From mboxrd@z Thu Jan  1 00:00:00 1970
Received: from [140.186.70.92] (port=51486 helo=eggs.gnu.org)
	by lists.gnu.org with esmtp (Exim 4.43) id 1OBtxT-0000LD-BM
	for qemu-devel@nongnu.org; Tue, 11 May 2010 14:13:35 -0400
Received: from Debian-exim by eggs.gnu.org with spam-scanned (Exim 4.69)
	(envelope-from <jamie@shareable.org>) id 1OBtxP-0004CU-9E
	for qemu-devel@nongnu.org; Tue, 11 May 2010 14:13:29 -0400
Received: from mail2.shareable.org ([80.68.89.115]:48729)
	by eggs.gnu.org with esmtp (Exim 4.69)
	(envelope-from <jamie@shareable.org>) id 1OBtxP-0004CG-4N
	for qemu-devel@nongnu.org; Tue, 11 May 2010 14:13:27 -0400
Date: Tue, 11 May 2010 19:13:22 +0100
From: Jamie Lokier <jamie@shareable.org>
Subject: Re: [Qemu-devel] Re: [PATCH 2/2] Add flush=off parameter to -drive
Message-ID: <20100511181322.GA30446@shareable.org>
References: <1273528310-7051-1-git-send-email-agraf@suse.de>
	<201005111315.08897.paul@codesourcery.com>
	<4BE950E0.5050107@codemonkey.ws>
	<201005111412.02809.paul@codesourcery.com>
	<4BE959B2.3090904@codemonkey.ws>
	<20100511163242.GA27028@shareable.org>
	<4BE990CE.40505@codemonkey.ws>
MIME-Version: 1.0
Content-Type: text/plain; charset=us-ascii
Content-Disposition: inline
In-Reply-To: <4BE990CE.40505@codemonkey.ws>
List-Id: qemu-devel.nongnu.org
List-Unsubscribe: <http://lists.nongnu.org/mailman/listinfo/qemu-devel>,
	<mailto:qemu-devel-request@nongnu.org?subject=unsubscribe>
List-Archive: <http://lists.nongnu.org/archive/html/qemu-devel>
List-Post: <mailto:qemu-devel@nongnu.org>
List-Help: <mailto:qemu-devel-request@nongnu.org?subject=help>
List-Subscribe: <http://lists.nongnu.org/mailman/listinfo/qemu-devel>,
	<mailto:qemu-devel-request@nongnu.org?subject=subscribe>
To: Anthony Liguori <anthony@codemonkey.ws>
Cc: Kevin Wolf <kwolf@redhat.com>, Alexander Graf <agraf@suse.de>, armbru@redhat.com, qemu-devel@nongnu.org, Paul Brook <paul@codesourcery.com>, Christoph Hellwig <hch@lst.de>

Anthony Liguori wrote:
> qemu-img create -f raw foo.img 10G
> mkfs.ext3 foo.img
> mount -oloop,rw,barrier=1 -t ext3 foo.img mnt
> 
> Works perfectly fine.

Hmm, interesting.  Didn't know loop propagated barriers.
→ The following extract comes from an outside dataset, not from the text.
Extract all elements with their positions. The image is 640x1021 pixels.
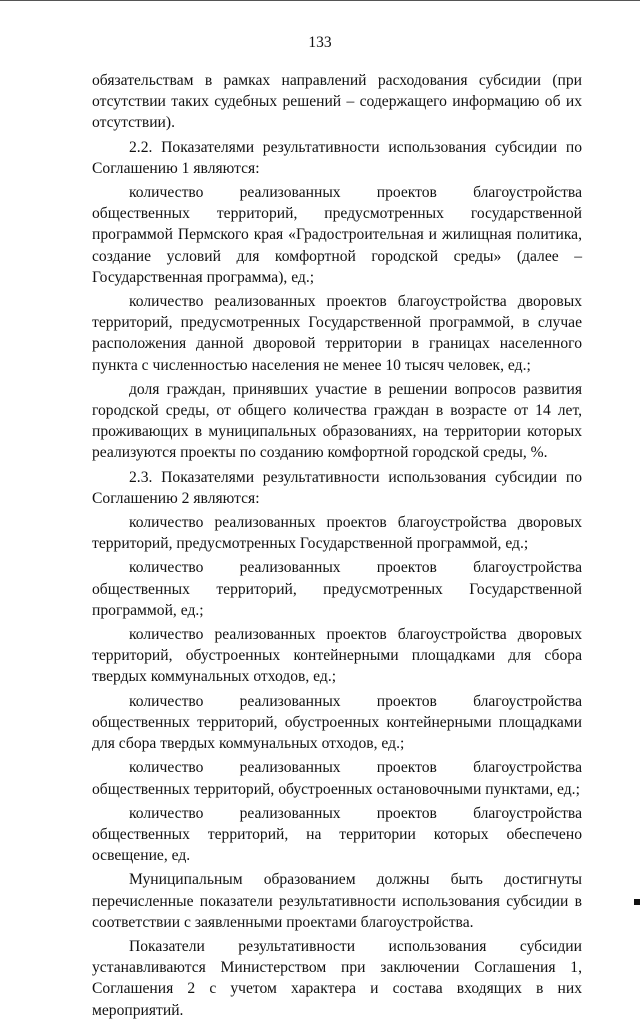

So you're suggesting to use qemu with a loop device, and ext2 (bit
faster than ext3) and barrier=0 (well, that's implied if you use
ext2), and a raw image file on the ext2/3 filesystem, to provide the
effect of flush=off, becuase the loop device caches block writes on
the host, except for explicit barrier requests from the fs, which are
turned off?

That wasn't obvious the first time :-)

Does the loop device cache fs writes instead of propagating them
immediately to the underlying fs?  I guess it probably does.
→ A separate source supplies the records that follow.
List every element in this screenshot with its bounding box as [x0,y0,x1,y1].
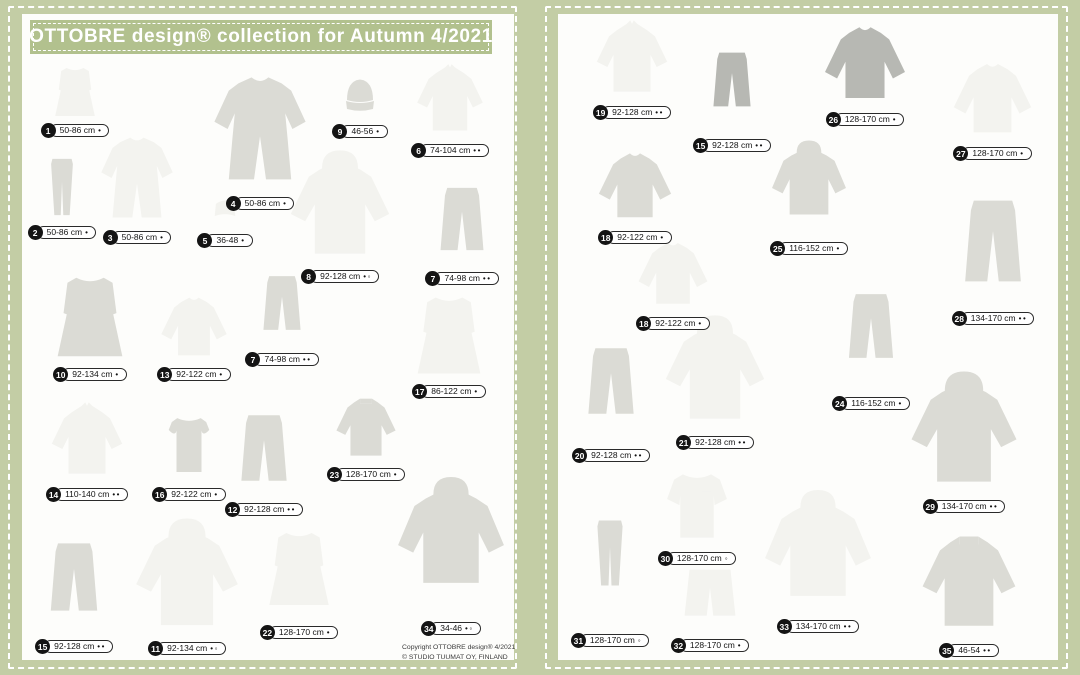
hoodie-icon [755,478,881,618]
item-size-pill [157,642,226,656]
item-size-text: 50-86 cm [59,125,96,136]
tshirt-icon [645,462,749,550]
item-number-badge: 30 [658,551,673,566]
catalog-item-right-31 [573,474,647,648]
item-label [301,269,379,284]
item-difficulty-dots: • [376,126,381,136]
item-difficulty-dots: • [892,114,898,124]
item-size-pill [430,622,480,636]
item-size-pill [948,644,998,658]
item-difficulty-dots: •• [1018,313,1028,323]
top-icon [570,145,700,229]
item-size-pill [680,639,749,653]
item-size-pill [685,436,754,450]
item-number-badge: 17 [412,384,427,399]
item-difficulty-dots: •• [634,450,643,460]
item-number-badge: 13 [157,367,172,382]
item-label [923,499,1006,514]
item-difficulty-dots: ◦ [637,635,643,645]
item-size-pill [421,385,485,399]
leggings-icon [30,150,94,224]
item-size-pill [44,640,113,654]
item-difficulty-dots: •• [473,145,482,155]
item-label [593,105,671,120]
pants-icon [425,168,499,270]
item-label [421,621,480,636]
catalog-item-right-28 [945,172,1041,326]
pants-icon [225,395,303,501]
hoodie-icon [765,122,853,240]
item-label [53,367,126,382]
item-number-badge: 31 [571,633,586,648]
item-label [671,638,749,653]
item-label [953,146,1031,161]
item-number-badge: 9 [332,124,347,139]
item-number-badge: 21 [676,435,691,450]
item-label [157,367,230,382]
item-label [225,502,303,517]
item-number-badge: 26 [826,112,841,127]
item-label [412,384,485,399]
catalog-item-left-11 [124,516,250,656]
item-difficulty-dots: •◦ [363,271,372,281]
item-size-text: 46-54 [958,645,981,656]
item-size-text: 74-104 cm [430,145,471,156]
item-difficulty-dots: • [836,243,841,253]
item-size-text: 92-128 cm [695,437,736,448]
item-label [598,230,671,245]
item-number-badge: 35 [939,643,954,658]
item-label [46,487,128,502]
item-number-badge: 20 [572,448,587,463]
collection-title: OTTOBRE design® collection for Autumn 4/2021 [29,26,493,47]
item-size-text: 128-170 cm [345,469,391,480]
copyright-line2: © STUDIO TUUMAT OY, FINLAND [402,654,508,662]
item-size-text: 92-128 cm [591,450,632,461]
dress-icon [28,62,122,122]
collection-title-band [30,20,492,54]
item-difficulty-dots: • [98,125,103,135]
catalog-item-right-32 [655,555,765,653]
item-number-badge: 6 [411,143,426,158]
hooded-jacket-icon [900,368,1028,498]
item-label [777,619,860,634]
jacket-icon [895,526,1043,642]
item-size-pill [434,272,498,286]
item-size-pill [235,197,295,211]
catalog-item-left-16 [148,408,230,502]
item-number-badge: 2 [28,225,43,240]
item-label [952,311,1035,326]
vest-icon [148,408,230,486]
item-size-text: 74-98 cm [264,354,300,365]
catalog-item-left-17 [394,288,504,399]
item-label [939,643,998,658]
item-label [245,352,318,367]
copyright-notice [402,643,520,663]
item-label [572,448,650,463]
item-label [832,396,910,411]
item-size-pill [206,234,252,248]
catalog-item-left-13 [148,290,240,382]
item-label [658,551,736,566]
catalog-item-right-20 [572,315,650,463]
catalog-item-left-14 [30,398,144,502]
item-size-pill [602,106,671,120]
shirt-icon [575,16,689,104]
item-label [770,241,848,256]
item-difficulty-dots: • [326,627,332,637]
item-difficulty-dots: • [241,235,246,245]
catalog-item-right-30 [645,462,749,566]
item-difficulty-dots: •• [755,140,764,150]
item-label [411,143,489,158]
item-size-text: 116-152 cm [851,398,896,409]
top-icon [795,18,935,111]
item-size-pill [62,368,126,382]
catalog-item-left-2 [30,150,94,240]
item-label [636,316,709,331]
catalog-item-left-9 [328,73,392,139]
item-difficulty-dots: •• [287,504,296,514]
item-size-pill [645,317,709,331]
item-number-badge: 3 [103,230,118,245]
item-number-badge: 29 [923,499,938,514]
item-size-pill [269,626,338,640]
item-number-badge: 15 [693,138,708,153]
item-size-pill [779,242,848,256]
top-icon [148,290,240,366]
item-label [103,230,172,245]
catalog-item-left-34 [388,450,514,636]
item-label [197,233,252,248]
item-number-badge: 12 [225,502,240,517]
pants-icon [833,257,909,395]
item-size-pill [786,620,860,634]
catalog-item-left-12 [225,395,303,517]
item-difficulty-dots: • [160,232,165,242]
item-number-badge: 15 [35,639,50,654]
item-difficulty-dots: • [474,386,479,396]
item-size-text: 128-170 cm [844,114,890,125]
item-size-text: 134-170 cm [941,501,987,512]
item-number-badge: 19 [593,105,608,120]
item-label [148,641,226,656]
item-difficulty-dots: •• [843,621,853,631]
item-size-text: 128-170 cm [589,635,635,646]
item-size-pill [336,468,405,482]
item-difficulty-dots: • [660,232,665,242]
item-size-text: 50-86 cm [244,198,281,209]
catalog-item-right-15 [695,22,764,153]
item-size-pill [961,312,1035,326]
item-size-text: 110-140 cm [65,489,110,500]
item-number-badge: 27 [953,146,968,161]
item-label [226,196,295,211]
item-number-badge: 7 [425,271,440,286]
item-number-badge: 24 [832,396,847,411]
item-label [425,271,498,286]
catalog-item-left-10 [30,268,150,382]
item-difficulty-dots: • [393,469,399,479]
item-difficulty-dots: •◦ [210,643,219,653]
catalog-item-right-29 [900,368,1028,514]
top-icon [930,55,1055,145]
item-number-badge: 18 [636,316,651,331]
hoodie-icon [388,450,514,620]
item-difficulty-dots: • [214,489,219,499]
item-difficulty-dots: •• [482,273,492,283]
item-size-pill [254,353,318,367]
item-size-text: 92-128 cm [712,140,753,151]
item-size-pill [50,124,110,138]
item-size-text: 116-152 cm [789,243,834,254]
item-difficulty-dots: • [698,318,703,328]
beanie-icon [328,73,392,123]
hooded-jacket-icon [280,148,400,268]
item-difficulty-dots: • [85,227,90,237]
left-catalog-page [22,14,514,660]
item-difficulty-dots: •• [302,354,312,364]
item-label [332,124,387,139]
item-difficulty-dots: ◦ [724,553,730,563]
item-label [28,225,97,240]
item-size-pill [581,449,650,463]
shorts-icon [655,555,765,637]
item-number-badge: 1 [41,123,56,138]
item-difficulty-dots: •• [97,641,106,651]
item-size-pill [310,270,379,284]
item-size-text: 92-122 cm [617,232,658,243]
item-number-badge: 25 [770,241,785,256]
item-size-text: 92-128 cm [244,504,285,515]
item-size-text: 92-128 cm [320,271,361,282]
item-difficulty-dots: • [1020,148,1025,158]
item-difficulty-dots: • [283,198,288,208]
item-size-pill [420,144,489,158]
catalog-item-left-15 [34,516,114,654]
item-size-text: 128-170 cm [689,640,735,651]
dress-icon [30,268,150,366]
pants-icon [34,516,114,638]
item-size-pill [580,634,649,648]
item-difficulty-dots: •• [983,645,992,655]
item-size-text: 92-128 cm [54,641,95,652]
item-number-badge: 23 [327,467,342,482]
item-size-text: 50-86 cm [46,227,83,238]
item-size-text: 92-134 cm [72,369,113,380]
item-size-pill [932,500,1006,514]
catalog-item-left-7 [425,168,499,286]
item-size-text: 92-122 cm [171,489,212,500]
item-size-pill [835,113,904,127]
dress-icon [254,514,344,624]
catalog-item-right-18 [570,145,700,245]
item-difficulty-dots: •• [738,437,747,447]
pants-icon [700,22,764,137]
top-icon [615,232,731,315]
item-size-text: 50-86 cm [121,232,158,243]
copyright-line1: Copyright OTTOBRE design® 4/2021 [402,644,516,651]
item-number-badge: 34 [421,621,436,636]
item-size-text: 128-170 cm [972,148,1018,159]
pants-icon [572,315,650,447]
item-difficulty-dots: • [898,398,903,408]
item-difficulty-dots: • [737,640,743,650]
item-difficulty-dots: •• [655,107,664,117]
item-number-badge: 4 [226,196,241,211]
item-size-text: 46-56 [351,126,374,137]
item-size-pill [702,139,771,153]
leggings-icon [573,474,647,632]
item-size-pill [55,488,128,502]
right-catalog-page [558,14,1058,660]
pants-icon [945,172,1041,310]
catalog-item-right-24 [833,257,909,411]
item-size-text: 128-170 cm [278,627,324,638]
catalog-item-right-33 [755,478,881,634]
item-number-badge: 18 [598,230,613,245]
item-label [152,487,225,502]
item-size-text: 92-122 cm [655,318,696,329]
item-number-badge: 10 [53,367,68,382]
shirt-icon [30,398,144,486]
catalog-item-left-6 [395,60,505,158]
item-size-pill [607,231,671,245]
item-size-pill [841,397,910,411]
dress-icon [394,288,504,383]
item-number-badge: 28 [952,311,967,326]
overall-icon [90,127,184,229]
catalog-item-right-27 [930,55,1055,161]
item-number-badge: 32 [671,638,686,653]
item-number-badge: 5 [197,233,212,248]
item-number-badge: 14 [46,487,61,502]
catalog-item-right-25 [765,122,853,256]
item-label [260,625,338,640]
item-label [676,435,754,450]
item-size-text: 92-128 cm [612,107,653,118]
item-size-text: 74-98 cm [444,273,480,284]
item-size-pill [37,226,97,240]
item-label [35,639,113,654]
item-size-text: 92-134 cm [167,643,208,654]
item-difficulty-dots: • [115,369,120,379]
catalog-item-right-35 [895,526,1043,658]
item-size-pill [234,503,303,517]
item-difficulty-dots: •• [112,489,121,499]
item-number-badge: 8 [301,269,316,284]
item-size-pill [161,488,225,502]
item-size-text: 128-170 cm [676,553,722,564]
item-label [41,123,110,138]
item-difficulty-dots: •• [989,501,999,511]
item-label [571,633,649,648]
catalog-item-right-19 [575,16,689,120]
item-size-text: 134-170 cm [970,313,1016,324]
catalog-item-right-21 [655,312,775,450]
item-size-pill [341,125,387,139]
item-number-badge: 16 [152,487,167,502]
item-size-text: 86-122 cm [431,386,472,397]
shirt-icon [395,60,505,142]
item-size-text: 92-122 cm [176,369,217,380]
item-label [826,112,904,127]
catalog-item-right-26 [795,18,935,127]
item-label [327,467,405,482]
item-size-pill [962,147,1031,161]
item-size-text: 34-46 [440,623,463,634]
catalog-item-left-1 [28,62,122,138]
item-size-pill [112,231,172,245]
item-difficulty-dots: •◦ [465,623,474,633]
item-number-badge: 11 [148,641,163,656]
catalog-item-left-22 [254,514,344,640]
item-number-badge: 33 [777,619,792,634]
hooded-jacket-icon [124,516,250,640]
catalog-item-left-3 [90,127,184,245]
item-difficulty-dots: • [219,369,224,379]
item-size-pill [166,368,230,382]
item-size-text: 134-170 cm [795,621,841,632]
item-number-badge: 22 [260,625,275,640]
item-size-pill [667,552,736,566]
item-label [693,138,771,153]
item-number-badge: 7 [245,352,260,367]
item-size-text: 36-48 [216,235,239,246]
Does the loop device allow the backing file to grow sparsely, to get
behavious like qcow2?

That's ugly but it might just work.

> >2. barrier=0 does _not_ provide the cache=off behaviour.  It only
> >disables barriers; it does not prevent writing to the disk hardware.
> 
> The proposal has nothing to do with cache=off.

Sorry, I meant flush=off (the proposal).  Mounting the host filesystem
(i.e. not using a loop device anywhere) with barrier=0 doesn't have
even close to the same effect.

> >>The problem with options added for developers is that those options are
> >>very often accidentally used for production.
> >>     
> >We already have risky cache= options.  Also, do we call fdatasync
> >(with barrier) on _every_ write for guests which disable the
> >emulated disk cache?
> 
> None of our cache= options should result in data corruption on power 
> loss.  If they do, it's a bug.

(I might have the details below a bit off.)

If cache=none uses O_DIRECT without calling fdatasync for guest
barriers, then it will get data corruption on power loss.

If cache=none does call fdatasync for guest barriers, then it might
still get corruption on power loss; I am not sure if recent Linux host
behaviour of O_DIRECT+fdatasync (with no buffered writes to commit)
issues the necessary barriers.  I am quite sure that older kernels did not.

cache=writethrough will get data corruption on power loss with older
Linux host kernels.  O_DSYNC did not issue barriers.  I'm not sure if
the behaviour of O_DSYNC that was recently changed is now issuing
barriers after every write.

Provided all the cache= options call fdatasync/fsync when the guest
issues a cache flush, and call fdatasync/fsync following _every_ write
when the guest has disabled the emulated write cache, that should be
as good as Qemu can reasonably do.  It's up to the host from there.

-- Jamie